To improve relevance of the in vitro models, many presentations during this event were about 3D culture and the involvement of the micro-environment with modification of the extracellular matrix (ECM). As explained by Sophie Lelièvre from Purdue University for cancer research, during the tumoral progression, the ECM is modified with an increase of its density due to collagen production from cancer cells. The density of the extracellular matrix is a hallmark of tumor aggressiveness. During this tumor progression, there is an increase in the heterogeneity of the cells in the different grades, inducing resistance to chemotherapy. To mimic the tumor progression in in vitro models, it is necessary to reproduce this cellular heterogeneity with the modification of the extracellular matrix in 3D culture.

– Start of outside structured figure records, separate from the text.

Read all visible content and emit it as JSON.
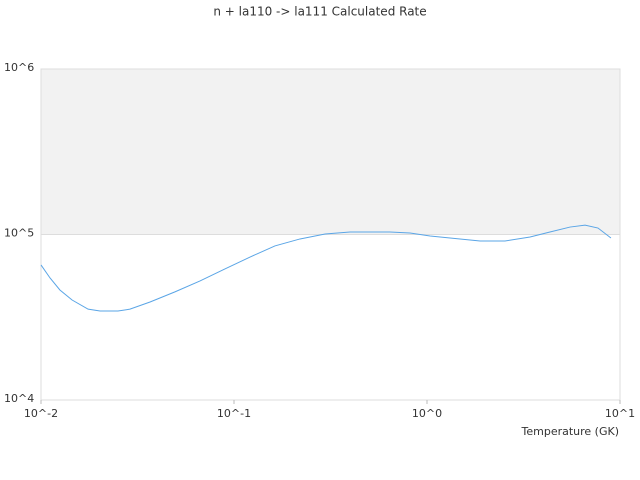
{
  "chart_data": {
    "type": "line",
    "title": "n + la110 -> la111 Calculated Rate",
    "x_label": "Temperature (GK)",
    "x": [
      0.01,
      0.01114,
      0.01253,
      0.01449,
      0.01754,
      0.02023,
      0.02506,
      0.02891,
      0.03673,
      0.04943,
      0.06668,
      0.08974,
      0.1211,
      0.1629,
      0.2198,
      0.2965,
      0.399,
      0.6427,
      0.8166,
      1.038,
      1.483,
      1.884,
      2.535,
      3.42,
      4.335,
      5.508,
      6.592,
      7.691,
      8.974
    ],
    "series": [
      {
        "color": "#5aa5e6",
        "values": [
          65500,
          54600,
          46200,
          40200,
          35400,
          34500,
          34500,
          35400,
          39100,
          45000,
          52400,
          61900,
          73100,
          85300,
          94000,
          100700,
          103500,
          103500,
          102100,
          97900,
          94000,
          91400,
          91400,
          96600,
          103500,
          110900,
          114000,
          109400,
          95300
        ]
      }
    ],
    "xlim": [
      0.01,
      10
    ],
    "ylim": [
      10000,
      1000000
    ],
    "xticks": [
      {
        "value": 0.01,
        "label": "10^-2"
      },
      {
        "value": 0.1,
        "label": "10^-1"
      },
      {
        "value": 1,
        "label": "10^0"
      },
      {
        "value": 10,
        "label": "10^1"
      }
    ],
    "yticks": [
      {
        "value": 10000,
        "label": "10^4"
      },
      {
        "value": 100000,
        "label": "10^5"
      },
      {
        "value": 1000000,
        "label": "10^6"
      }
    ],
    "log_x": true,
    "log_y": true,
    "grid": true,
    "band_color": "#f2f2f2"
  }
}
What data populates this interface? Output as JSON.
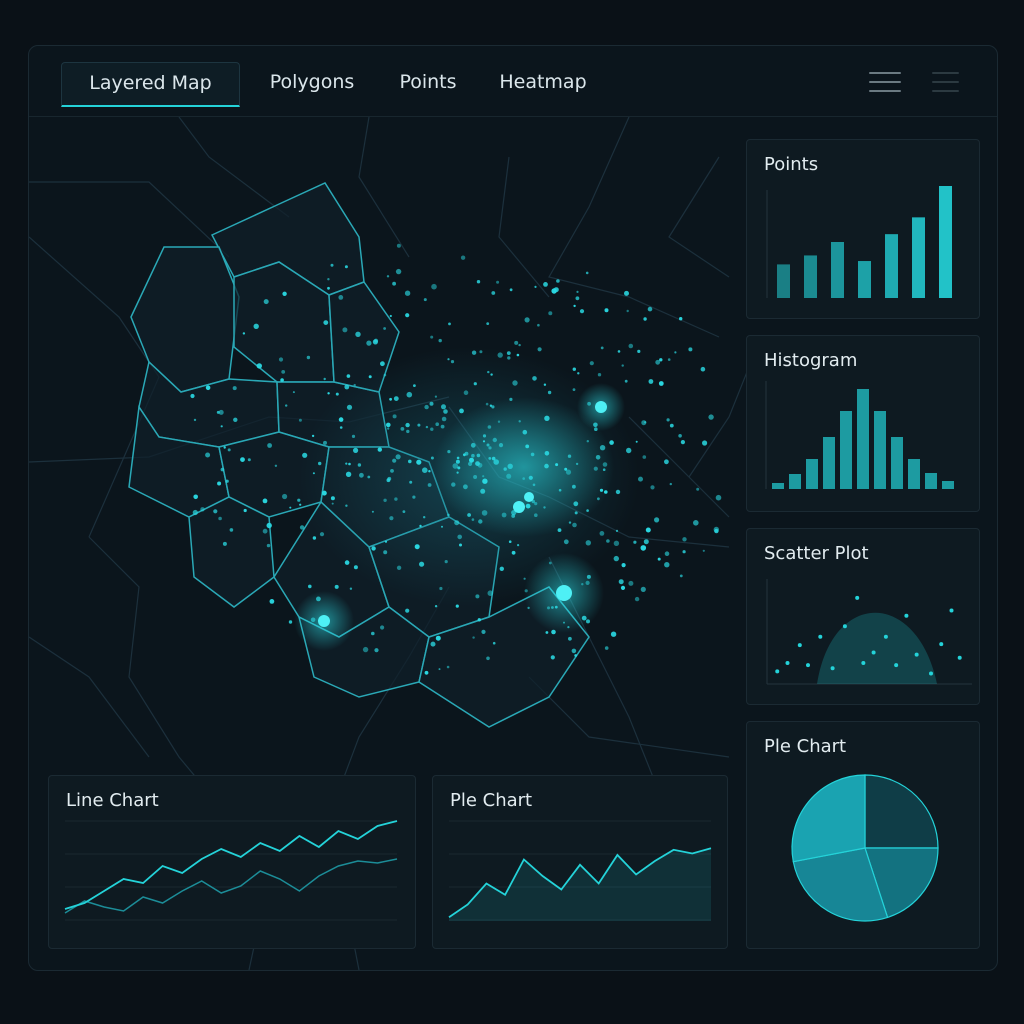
{
  "tabs": [
    {
      "label": "Layered Map",
      "active": true
    },
    {
      "label": "Polygons",
      "active": false
    },
    {
      "label": "Points",
      "active": false
    },
    {
      "label": "Heatmap",
      "active": false
    }
  ],
  "toolbar": {
    "icons": [
      "menu-icon",
      "menu-icon-secondary"
    ]
  },
  "colors": {
    "accent": "#24d3d9",
    "background": "#0a1117",
    "panel": "#0e1a21"
  },
  "panels": {
    "points": {
      "title": "Points"
    },
    "histogram": {
      "title": "Histogram"
    },
    "scatter": {
      "title": "Scatter Plot"
    },
    "pie": {
      "title": "Ple Chart"
    },
    "line": {
      "title": "Line Chart"
    },
    "area": {
      "title": "Ple Chart"
    }
  },
  "chart_data": [
    {
      "type": "bar",
      "title": "Points",
      "values": [
        30,
        38,
        50,
        33,
        57,
        72,
        100
      ]
    },
    {
      "type": "bar",
      "title": "Histogram",
      "values": [
        6,
        15,
        30,
        52,
        78,
        100,
        78,
        52,
        30,
        16,
        8
      ]
    },
    {
      "type": "scatter",
      "title": "Scatter Plot",
      "points": [
        [
          0.05,
          0.88
        ],
        [
          0.1,
          0.8
        ],
        [
          0.16,
          0.63
        ],
        [
          0.2,
          0.82
        ],
        [
          0.26,
          0.55
        ],
        [
          0.32,
          0.85
        ],
        [
          0.38,
          0.45
        ],
        [
          0.44,
          0.18
        ],
        [
          0.47,
          0.8
        ],
        [
          0.52,
          0.7
        ],
        [
          0.58,
          0.55
        ],
        [
          0.63,
          0.82
        ],
        [
          0.68,
          0.35
        ],
        [
          0.73,
          0.72
        ],
        [
          0.8,
          0.9
        ],
        [
          0.85,
          0.62
        ],
        [
          0.9,
          0.3
        ],
        [
          0.94,
          0.75
        ]
      ]
    },
    {
      "type": "pie",
      "title": "Ple Chart",
      "values": [
        25,
        20,
        27,
        28
      ]
    },
    {
      "type": "line",
      "title": "Line Chart",
      "series": [
        {
          "values": [
            12,
            18,
            30,
            42,
            38,
            55,
            48,
            62,
            72,
            64,
            78,
            70,
            85,
            74,
            90,
            82,
            95,
            100
          ]
        },
        {
          "values": [
            8,
            20,
            14,
            10,
            24,
            18,
            30,
            40,
            28,
            35,
            50,
            42,
            30,
            45,
            55,
            60,
            58,
            62
          ]
        }
      ]
    },
    {
      "type": "area",
      "title": "Ple Chart",
      "values": [
        5,
        22,
        50,
        35,
        82,
        60,
        42,
        75,
        50,
        88,
        62,
        80,
        95,
        90,
        97
      ]
    }
  ]
}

To improve the relevance of cellular models, microfluidics are also more and more used to generate dynamic models and to better mimic in vivo situation. Different presentations about “organ-on-a-chip” systems during this event have shown that this technology is getting more and more advanced. Jonathan Himmelfarb, from the University of Washington, has shown that 3D model including microfluidic devices to mimic human kidney proximal tubule, express higher transporters and metabolic enzymes compared to 2D model on Transwell filters. Finally, this technology has been already transferred from academic labs to the pharmaceutical industry as shown by Kriten Fabre from AstraZeneca. For example, they use microfluidic systems to check the potential inflammation of lipid nanoparticles.
This event was really of great interest to show that all new technologies like 3D culture, bioprinting, microfluidics for cell culture – and deep learning/machine learning and AI for data analysis – are increasingly used and synergistically help to get predictive human models.